Extradition & rendition laws amendment: discussion with Anson Chan & student action on clima

2019-04-06
Last Sunday, thousands of people took to the streets to protest against government proposals to amend Hong Kong’s extradition laws. Despite that, on Wednesday, the government pushed ahead with initiating the legislative process with measures that amend the two laws allowing fugitives to be transferred to jurisdictions where Hong Kong lacks extradition or rendition arrangements, this principally means the mainland, Macau and Taiwan. The government’s proposals have stirred huge criticism from human rights activists, as well as the legal and business sectors, both locally and internationally. Unsurprisingly the criticism that got the lion’s share of the government’s attention came from the business sector As a result last Tuesday, Chief Executive Carrie Lam agreed to exclude nine economic crimes from the 46 categories of offences covered. With me is former Chief Secretary Anson Chan who has just returned from a trip to the United States at the invitation of the White House.

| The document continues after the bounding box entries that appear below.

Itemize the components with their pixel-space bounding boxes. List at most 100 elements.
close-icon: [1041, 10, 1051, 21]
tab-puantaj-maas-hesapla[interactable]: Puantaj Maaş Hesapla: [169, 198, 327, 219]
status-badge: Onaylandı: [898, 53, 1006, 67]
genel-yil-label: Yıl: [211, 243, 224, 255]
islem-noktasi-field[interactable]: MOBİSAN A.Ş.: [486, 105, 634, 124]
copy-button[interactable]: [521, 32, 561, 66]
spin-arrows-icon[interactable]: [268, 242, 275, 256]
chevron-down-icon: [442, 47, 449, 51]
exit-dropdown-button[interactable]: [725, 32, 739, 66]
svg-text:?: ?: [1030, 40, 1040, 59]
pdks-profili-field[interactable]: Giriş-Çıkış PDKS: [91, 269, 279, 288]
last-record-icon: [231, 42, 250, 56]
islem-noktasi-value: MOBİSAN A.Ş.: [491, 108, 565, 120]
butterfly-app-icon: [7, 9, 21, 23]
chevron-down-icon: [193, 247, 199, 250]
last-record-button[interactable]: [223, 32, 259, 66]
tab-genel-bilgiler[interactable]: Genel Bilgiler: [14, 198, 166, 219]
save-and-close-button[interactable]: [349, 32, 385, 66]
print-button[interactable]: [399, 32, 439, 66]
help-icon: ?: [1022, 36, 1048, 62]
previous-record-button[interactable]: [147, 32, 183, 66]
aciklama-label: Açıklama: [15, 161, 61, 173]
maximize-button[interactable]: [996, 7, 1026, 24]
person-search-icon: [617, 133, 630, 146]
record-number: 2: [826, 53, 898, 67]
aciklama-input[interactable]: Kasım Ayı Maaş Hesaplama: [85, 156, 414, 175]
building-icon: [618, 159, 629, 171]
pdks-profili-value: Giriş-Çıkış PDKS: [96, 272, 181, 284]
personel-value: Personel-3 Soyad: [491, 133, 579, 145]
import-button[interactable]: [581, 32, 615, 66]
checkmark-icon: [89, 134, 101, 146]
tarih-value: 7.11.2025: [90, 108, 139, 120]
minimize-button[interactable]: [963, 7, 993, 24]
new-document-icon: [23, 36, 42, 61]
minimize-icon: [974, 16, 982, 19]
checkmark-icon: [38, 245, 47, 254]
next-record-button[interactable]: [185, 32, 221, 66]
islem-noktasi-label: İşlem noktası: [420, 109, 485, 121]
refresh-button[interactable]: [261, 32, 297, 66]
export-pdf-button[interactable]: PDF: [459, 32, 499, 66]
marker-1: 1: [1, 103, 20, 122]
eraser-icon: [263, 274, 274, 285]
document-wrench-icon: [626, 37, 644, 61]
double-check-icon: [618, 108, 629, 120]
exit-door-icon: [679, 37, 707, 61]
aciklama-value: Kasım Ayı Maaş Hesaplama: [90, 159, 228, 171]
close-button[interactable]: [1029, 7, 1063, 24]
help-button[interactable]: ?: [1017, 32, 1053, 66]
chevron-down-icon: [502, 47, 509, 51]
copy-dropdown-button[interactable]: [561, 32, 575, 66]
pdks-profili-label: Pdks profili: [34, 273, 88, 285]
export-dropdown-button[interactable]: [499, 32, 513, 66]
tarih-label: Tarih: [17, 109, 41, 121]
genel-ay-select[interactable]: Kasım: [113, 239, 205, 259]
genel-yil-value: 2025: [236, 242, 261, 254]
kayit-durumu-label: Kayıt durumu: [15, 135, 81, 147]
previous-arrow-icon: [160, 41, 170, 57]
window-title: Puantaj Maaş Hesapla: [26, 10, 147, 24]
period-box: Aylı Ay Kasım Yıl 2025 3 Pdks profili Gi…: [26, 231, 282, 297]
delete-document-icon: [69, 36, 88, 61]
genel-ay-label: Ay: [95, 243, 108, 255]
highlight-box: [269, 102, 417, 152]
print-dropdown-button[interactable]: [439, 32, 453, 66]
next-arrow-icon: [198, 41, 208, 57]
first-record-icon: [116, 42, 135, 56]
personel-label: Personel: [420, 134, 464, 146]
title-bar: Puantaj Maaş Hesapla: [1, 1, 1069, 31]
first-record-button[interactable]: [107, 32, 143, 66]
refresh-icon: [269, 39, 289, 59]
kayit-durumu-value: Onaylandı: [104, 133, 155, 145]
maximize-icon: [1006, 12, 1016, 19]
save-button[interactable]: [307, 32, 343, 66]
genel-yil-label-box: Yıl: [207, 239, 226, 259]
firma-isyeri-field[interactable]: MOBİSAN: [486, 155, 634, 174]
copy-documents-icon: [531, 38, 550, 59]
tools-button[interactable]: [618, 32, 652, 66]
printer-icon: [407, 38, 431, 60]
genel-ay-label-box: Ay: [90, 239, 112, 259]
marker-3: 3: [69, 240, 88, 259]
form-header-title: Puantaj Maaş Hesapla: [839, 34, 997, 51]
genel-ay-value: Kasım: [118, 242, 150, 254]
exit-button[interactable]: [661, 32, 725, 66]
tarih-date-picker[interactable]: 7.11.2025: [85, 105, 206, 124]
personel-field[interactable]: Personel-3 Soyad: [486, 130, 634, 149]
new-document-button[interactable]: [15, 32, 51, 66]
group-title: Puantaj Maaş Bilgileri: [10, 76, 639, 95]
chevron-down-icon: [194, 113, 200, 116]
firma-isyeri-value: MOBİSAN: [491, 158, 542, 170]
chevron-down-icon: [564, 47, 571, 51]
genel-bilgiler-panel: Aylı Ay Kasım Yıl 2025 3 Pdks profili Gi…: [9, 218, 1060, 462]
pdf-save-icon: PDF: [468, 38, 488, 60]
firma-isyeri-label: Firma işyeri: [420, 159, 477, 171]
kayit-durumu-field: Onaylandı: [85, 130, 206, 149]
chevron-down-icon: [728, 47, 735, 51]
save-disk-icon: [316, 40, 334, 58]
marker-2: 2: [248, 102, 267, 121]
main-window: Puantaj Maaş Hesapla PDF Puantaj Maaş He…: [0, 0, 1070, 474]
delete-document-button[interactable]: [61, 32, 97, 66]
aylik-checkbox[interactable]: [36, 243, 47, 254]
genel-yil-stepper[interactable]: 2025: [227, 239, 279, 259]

Last month, cyclone Idai swept through Mozambique, Zimbabwe and Malawi. It was the deadliest storm to hit these countries in three decades, killing more than 800 people, and severely affecting millions more. In its wake, over a thousand people were infected with cholera. The United Nations describes it as “one of the worst weather-related catastrophes in the history of Africa”. As ever it’s the world’s poorest people who bear the brunt of the impact from man-made climate change. There is a very widespread feeling that world leaders just aren’t taking the issue seriously enough. Now a younger generation of activists, inspired by the Swedish teen, Greta Thunberg, are speaking out about climate change and their future.